Reading Online Novel

Most Valuable Playboy(32)



“Well, let’s give him something to post.”

She holds up her phone, selfie style, and I suppose it’s time to find out how weird she thinks I kiss.

This time I lead. This time I’m in charge. I cup her cheek, and look into her eyes. I swear, I fucking swear, I see desire flicker across them. She parts her lips, and I wait, and I wait. Making sure she wants it. Making sure, this time, she feels it everywhere.

I breathe her in, and it feels like I’m holding in so much. Then I kiss her.

I’m only gentle for a few seconds. I kiss her harder and deeper, and if she thinks this kiss is weird then she’s an alien. This kiss rocks the motherfucking world of kisses. Soon, she lowers her phone, and that’s my cue to stop. But I don’t, since she doesn’t. She brushes her lips over mine, sliding, dusting, kissing. She flicks the tip of her tongue over me. I groan as her tongue slides between my lips, and we kiss, hard and greedy, for one, two, three seconds.

Then we stop.

She looks intoxicated. I feel infatuated.

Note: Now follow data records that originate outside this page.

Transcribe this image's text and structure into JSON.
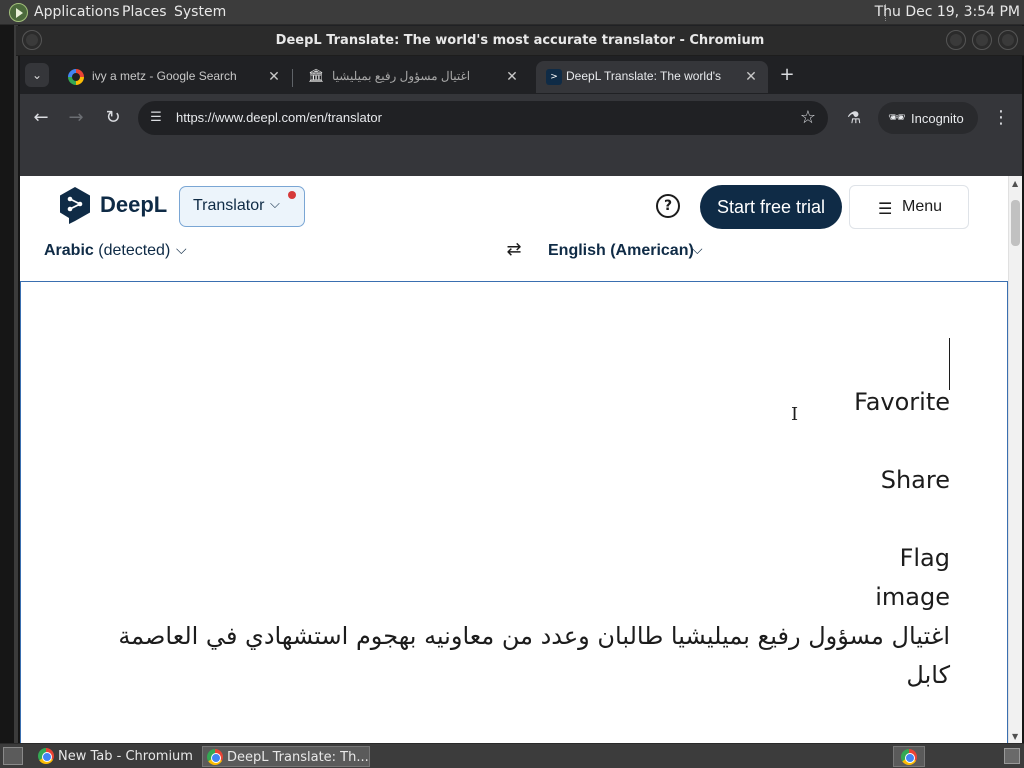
{
  "top_panel": {
    "menus": [
      "Applications",
      "Places",
      "System"
    ],
    "clock": "Thu Dec 19,  3:54 PM"
  },
  "window": {
    "title": "DeepL Translate: The world's most accurate translator - Chromium"
  },
  "tabs": [
    {
      "title": "ivy a metz - Google Search",
      "favicon": "google-icon"
    },
    {
      "title": "اغتيال مسؤول رفيع بميليشيا",
      "favicon": "bank-icon"
    },
    {
      "title": "DeepL Translate: The world's",
      "favicon": "deepl-icon",
      "active": true
    }
  ],
  "toolbar": {
    "url": "https://www.deepl.com/en/translator",
    "incognito_label": "Incognito"
  },
  "deepl": {
    "logo_text": "DeepL",
    "translator_label": "Translator",
    "trial_label": "Start free trial",
    "menu_label": "Menu",
    "help_glyph": "?",
    "source_lang_bold": "Arabic",
    "source_lang_suffix": " (detected)",
    "target_lang": "English (American)",
    "source_lines": [
      "Favorite",
      "Share",
      "Flag",
      "image",
      "اغتيال مسؤول رفيع بميليشيا طالبان وعدد من معاونيه بهجوم استشهادي في العاصمة",
      "كابل"
    ]
  },
  "taskbar": {
    "items": [
      "New Tab - Chromium",
      "DeepL Translate: Th..."
    ]
  },
  "colors": {
    "deepl_navy": "#0f2b46",
    "focus_border": "#3a6fb0",
    "chrome_dark": "#202124",
    "chrome_toolbar": "#35363a"
  }
}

She sets a hand on my shoulder. “Better send you home to memorize that playbook.”

But the playbook I want to learn is the one for her body.





13





When I return to my place a little after eight, with plenty of time for a good night’s rest, I can’t believe I actually do this, but I send a picture of me kissing Violet to my agent. His reply is swift—Awww. Melting from the cuteness. Xoxo

I write back, instructing him to never reply to a kissing photo again.

When I get into bed, my text notification winks at me. I groan, thinking it’s Ford. But it’s Violet.

Violet: There’s something I have to tell you.



* * *



Cooper: Tell me.



* * *



Violet: You’re not a weird kisser.



* * *



Cooper: I’m not? I was pretty sure I was. :)



* * *



Violet: Not at all.



* * *



Cooper: A little bizarre? It’s okay. I’ve had a day to process your condemnation.



* * *



Violet: Not even a little, I swear. Not even the smallest amount of bizarre.



* * *



Cooper: What am I then?



I wait, my skin warm, my heart doing funny things in my chest as I stare at the bubbles that tell me she’s tapping out a reply.

Violet: You’re the opposite of weird.



* * *



Cooper: Ah, so a normal kisser, then. I can live with that.



* * *



Violet: No. God, no.



* * *



Cooper: An average kisser?



* * *



Violet: I’m almost afraid to tell you because I don’t want it to go to your head, and it might be big already.



* * *



Cooper: It’s big. Everything is big, Vi.



* * *



Violet: Can you see me roll my eyes from across the bridge?



* * *



Cooper: I can see it and I can feel it. But please, let’s not digress. I can handle the praise. Heap it on me.



* * *



Violet: You’re an amazing kisser.



* * *



Cooper: Yeah?



* * *



Violet: That’s what I wanted to say in the car last night. But then your phone rang, and there was craziness, and yada, yada, yada. So, now I can tell you. Your. Kisses. Rock. I mean for a pretend boyfriend. :)



* * *



Cooper: So do yours. For a pretend girlfriend. :)



* * *



Violet: Good. I didn’t want you going to bed thinking your kisses were anything but epic.



* * *



Cooper: I’ll take epic. But I’m not sure I can sleep now.



* * *



Violet: You need your beauty sleep. Good night, Cooper.



* * *



Cooper: Good night, Violet.



* * *



Violet: See you soon.



* * *



Cooper: See you soon.



* * *



Violet: Why does a moon rock taste better than an earth rock?



I laugh as I ask why.

Violet: Because it’s a little meteor.



I find a laughing seal emoji and text it to her. I don’t send Ford a screenshot of that. He’d have a field day with it. Just like I’m having a field night right now because it feels like neither one of us wants to say goodbye. Like I could text her all evening long.

It’s only as I start to drift off that I realize I’m supposed to be keeping it in my pants this season. But we only kissed, I remind myself. My dick is safely in my drawers, thank you very much, and no way will it come out to play. I might want her, but at the end of the day, we’re only friends who pretend.



A few years ago, the Miami Mavericks drafted a quarterback in the fourth round named Quinn Mahoney. Boasting strong college stats and an impressive bowl record, he was regarded as a solid, steady choice. He turned out to be a steal since the Mavericks went all the way to the Super Bowl with him in his second season.

Mahoney is a thinker. He’s quick on his feet, possesses razor-sharp instincts, and is fast in the pocket. I admire the fuck out of him.